Editor's note: This story has been updated to clarify the spelling of Lannon Heflin's name.

Georgetown ISD trustees approved an update to the district's bell schedule that will go into effect in the 2024-25 school year to ease budgetary concerns around transporting a growing student population.

What you need to know

After two months of gathering feedback from the greater Georgetown community, staff brought forth a recommendation to approve a bell schedule that will have high school students begin class 20 minutes earlier than middle school students.

The move will help the district make better use of existing buses as well as coordinate pickups and drop-offs with increased traffic. By allowing a more optimal use of the district's existing buses, administrators have suggested the move could save the district about $150,000 per year.

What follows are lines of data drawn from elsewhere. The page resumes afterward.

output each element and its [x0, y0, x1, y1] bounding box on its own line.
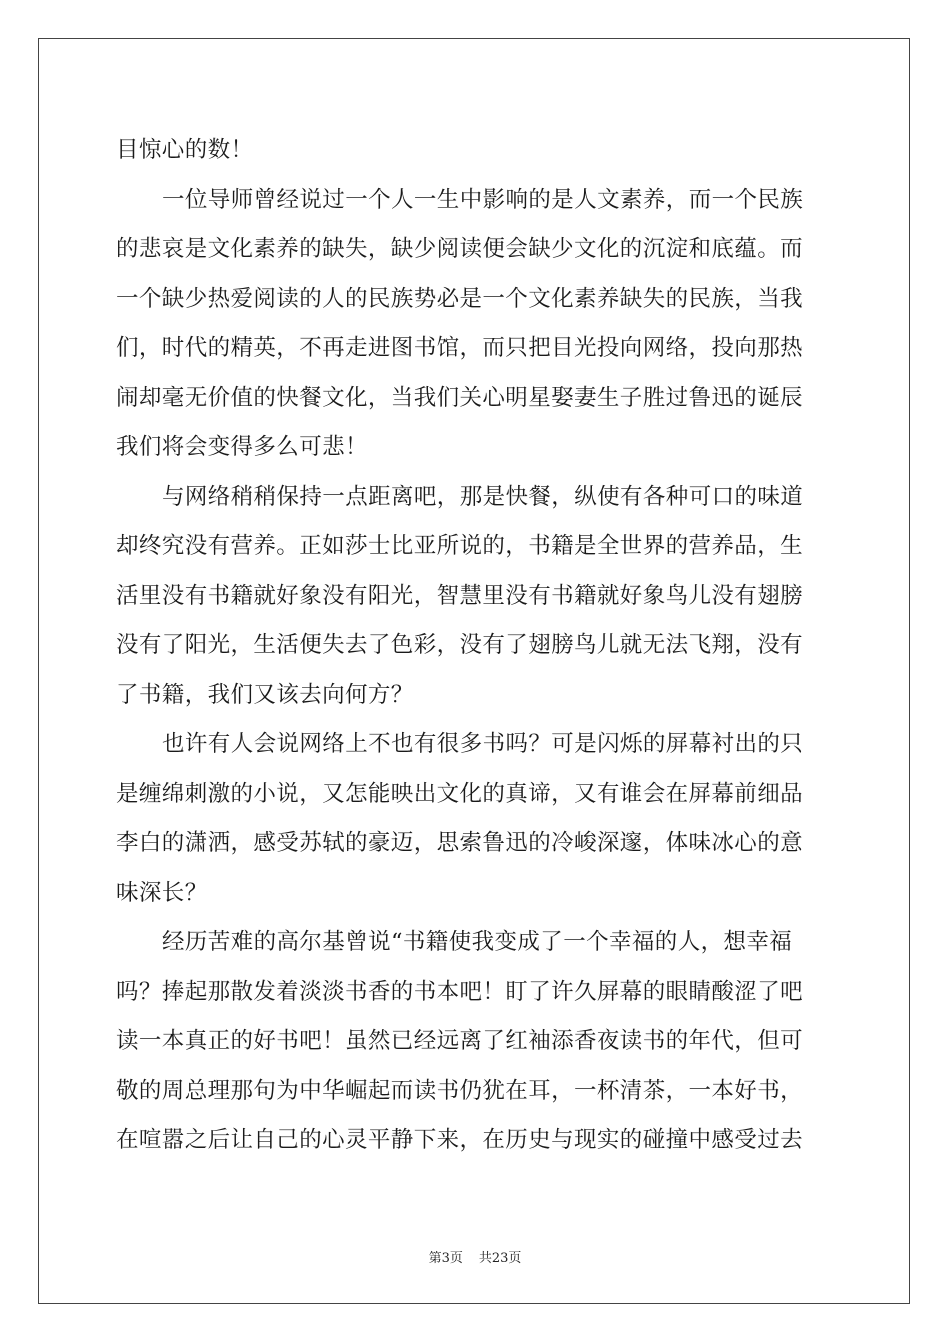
text-line: 敬的周总理那句为中华崛起而读书仍犹在耳，一杯清茶，一本好书，	[116, 1077, 804, 1104]
text-line: 读一本真正的好书吧！虽然已经远离了红袖添香夜读书的年代，但可	[116, 1028, 804, 1054]
text-line: 们，时代的精英，不再走进图书馆，而只把目光投向网络，投向那热	[116, 335, 804, 361]
text-line: 一位导师曾经说过一个人一生中影响的是人文素养，而一个民族	[162, 186, 804, 213]
text-line: 活里没有书籍就好象没有阳光，智慧里没有书籍就好象鸟儿没有翅膀	[116, 582, 804, 609]
page-total: 共23页	[478, 1251, 522, 1266]
text-line: 与网络稍稍保持一点距离吧，那是快餐，纵使有各种可口的味道	[162, 483, 804, 510]
text-line: 的悲哀是文化素养的缺失，缺少阅读便会缺少文化的沉淀和底蕴。而	[116, 236, 804, 262]
text-line: 却终究没有营养。正如莎士比亚所说的，书籍是全世界的营养品，生	[116, 533, 804, 559]
text-line: 经历苦难的高尔基曾说“书籍使我变成了一个幸福的人，想幸福	[162, 929, 793, 955]
text-line: 闹却毫无价值的快餐文化，当我们关心明星娶妻生子胜过鲁迅的诞辰	[116, 384, 804, 411]
text-line: 也许有人会说网络上不也有很多书吗？可是闪烁的屏幕衬出的只	[162, 731, 804, 757]
text-line: 我们将会变得多么可悲！	[116, 434, 368, 460]
document-body	[116, 126, 836, 1166]
text-line: 目惊心的数！	[116, 137, 254, 163]
text-line: 吗？捧起那散发着淡淡书香的书本吧！盯了许久屏幕的眼睛酸涩了吧	[116, 978, 804, 1005]
text-line: 了书籍，我们又该去向何方？	[116, 681, 414, 708]
text-line: 李白的潇洒，感受苏轼的豪迈，思索鲁迅的冷峻深邃，体味冰心的意	[116, 830, 804, 856]
text-line: 一个缺少热爱阅读的人的民族势必是一个文化素养缺失的民族，当我	[116, 285, 804, 312]
text-line: 味深长？	[116, 879, 208, 906]
text-line: 没有了阳光，生活便失去了色彩，没有了翅膀鸟儿就无法飞翔，没有	[116, 632, 804, 658]
page-number: 第3页	[428, 1251, 463, 1266]
text-line: 是缠绵刺激的小说，又怎能映出文化的真谛，又有谁会在屏幕前细品	[116, 780, 804, 807]
text-line: 在喧嚣之后让自己的心灵平静下来，在历史与现实的碰撞中感受过去	[116, 1127, 804, 1153]
page-footer	[0, 1247, 950, 1266]
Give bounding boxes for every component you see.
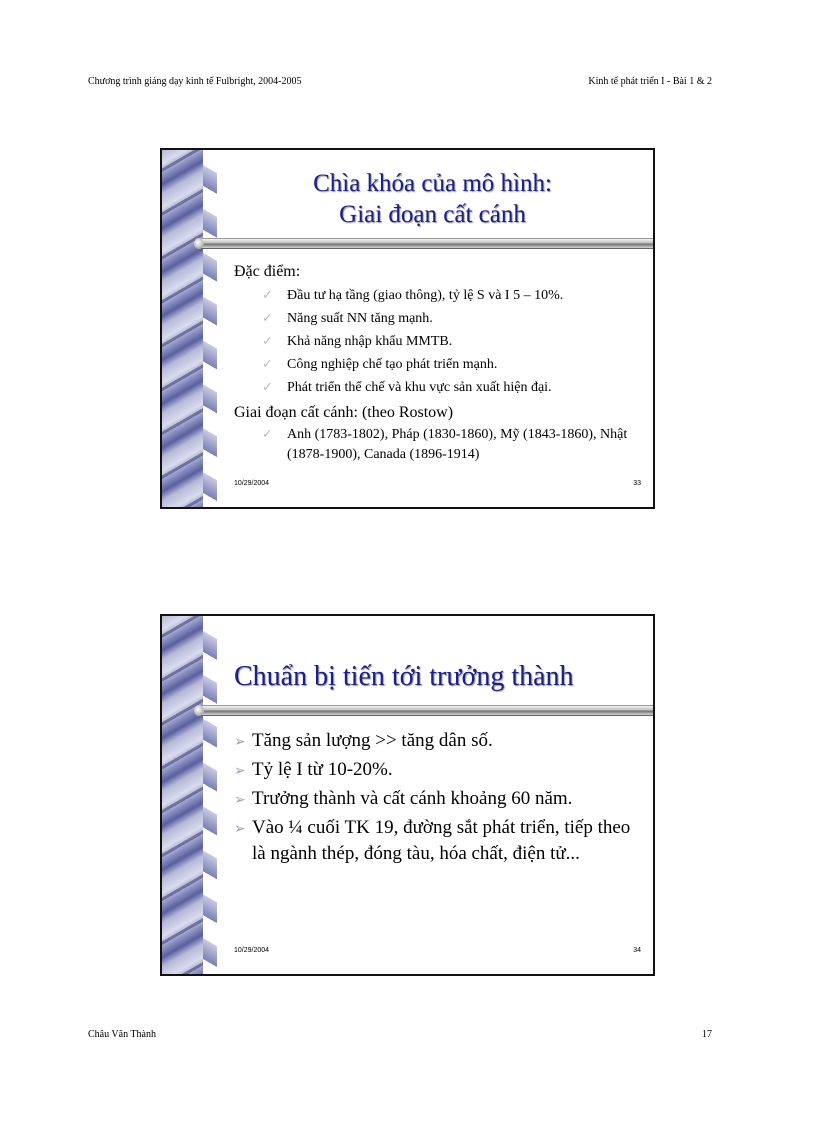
slide-number: 34 [633, 947, 641, 954]
checkmark-icon: ✓ [262, 334, 273, 349]
arrow-bullet-icon: ➢ [234, 821, 246, 837]
slide-date: 10/29/2004 [234, 480, 270, 487]
bullet-list [234, 728, 643, 867]
list-item: ✓ Anh (1783-1802), Pháp (1830-1860), Mỹ (1843-1860), Nhật (1878-1900), Canada (1896-1914) [262, 427, 628, 462]
slide-date: 10/29/2004 [234, 947, 270, 954]
slide-title-line2: Giai đoạn cất cánh [339, 201, 526, 228]
section-label: Đặc điểm: [234, 263, 301, 280]
checkmark-icon: ✓ [262, 288, 273, 303]
slide-title [222, 168, 643, 230]
list-item: ✓ Phát triển thể chế và khu vực sản xuất hiện đại. [262, 376, 643, 399]
decorative-rod [200, 238, 653, 249]
checkmark-icon: ✓ [262, 380, 273, 395]
list-item: ➢ Tăng sản lượng >> tăng dân số. [234, 728, 643, 754]
arrow-bullet-icon: ➢ [234, 792, 246, 808]
slide-content [234, 262, 643, 469]
decorative-rod [200, 705, 653, 716]
slide-34 [160, 614, 655, 976]
decorative-spine [162, 150, 217, 507]
list-item: ✓ Đầu tư hạ tầng (giao thông), tỷ lệ S và I 5 – 10%. [262, 284, 643, 307]
decorative-spine [162, 616, 217, 974]
list-item: ➢ Vào ¼ cuối TK 19, đường sắt phát triển, tiếp theo là ngành thép, đóng tàu, hóa chất, điện tử... [234, 817, 631, 864]
page-number: 17 [702, 1029, 712, 1040]
list-item: ➢ Tỷ lệ I từ 10-20%. [234, 757, 643, 783]
list-item: ➢ Trưởng thành và cất cánh khoảng 60 năm. [234, 786, 643, 812]
page-header-right: Kinh tế phát triển I - Bài 1 & 2 [588, 76, 712, 87]
slide-content [234, 728, 643, 870]
page-header-left: Chương trình giảng dạy kinh tế Fulbright, 2004-2005 [88, 76, 302, 87]
characteristics-list [262, 284, 643, 399]
slide-title: Chuẩn bị tiến tới trưởng thành [234, 661, 574, 692]
section-label: Giai đoạn cất cánh: (theo Rostow) [234, 404, 454, 421]
list-item: ✓ Công nghiệp chế tạo phát triển mạnh. [262, 353, 643, 376]
arrow-bullet-icon: ➢ [234, 763, 246, 779]
list-item: ✓ Năng suất NN tăng mạnh. [262, 307, 643, 330]
slide-number: 33 [633, 480, 641, 487]
takeoff-list [262, 425, 643, 465]
checkmark-icon: ✓ [262, 357, 273, 372]
checkmark-icon: ✓ [262, 311, 273, 326]
arrow-bullet-icon: ➢ [234, 734, 246, 750]
list-item: ✓ Khả năng nhập khẩu MMTB. [262, 330, 643, 353]
checkmark-icon: ✓ [262, 427, 273, 442]
page-footer-author: Châu Văn Thành [88, 1029, 156, 1040]
slide-title-line1: Chìa khóa của mô hình: [313, 170, 552, 197]
slide-33 [160, 148, 655, 509]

This option was most popular among residents, said Lannon Heflin, GISD's chief of technology and innovation, during the May 20 board meeting in which trustees approved the change.

The details

District documents show the best utilization of GISD's bus fleet would occur with a 15- to 20-minute time difference between middle and high school bell schedules.

The approved bell schedules are as follows:
  • High school: 8:40 a.m.-4 p.m.
  • Middle school: 9 a.m.-4:20 p.m.
  • Elementary school: 7:40 a.m.-3 p.m.
How we got here

Kirby Campbell, GISD's executive director of support services, said during a March 4 board workshop that district staff and administrators were working to identify how to best serve the district's goal of reducing expenditures while maintaining the level of service students and their families have come to expect.

One of the ways the district might reduce some operating costs would be to update its bell schedule, Campbell said.

Currently, middle and high schools start and release at the same time. With the district projected to grow by about 4%—close to 500 students—in the upcoming school year, Campbell said the district is proposing a change to its bell schedule that would see start and end times for middle and high schools staggered to give its existing bus fleet more time to transport a greater number of students without requiring more resources.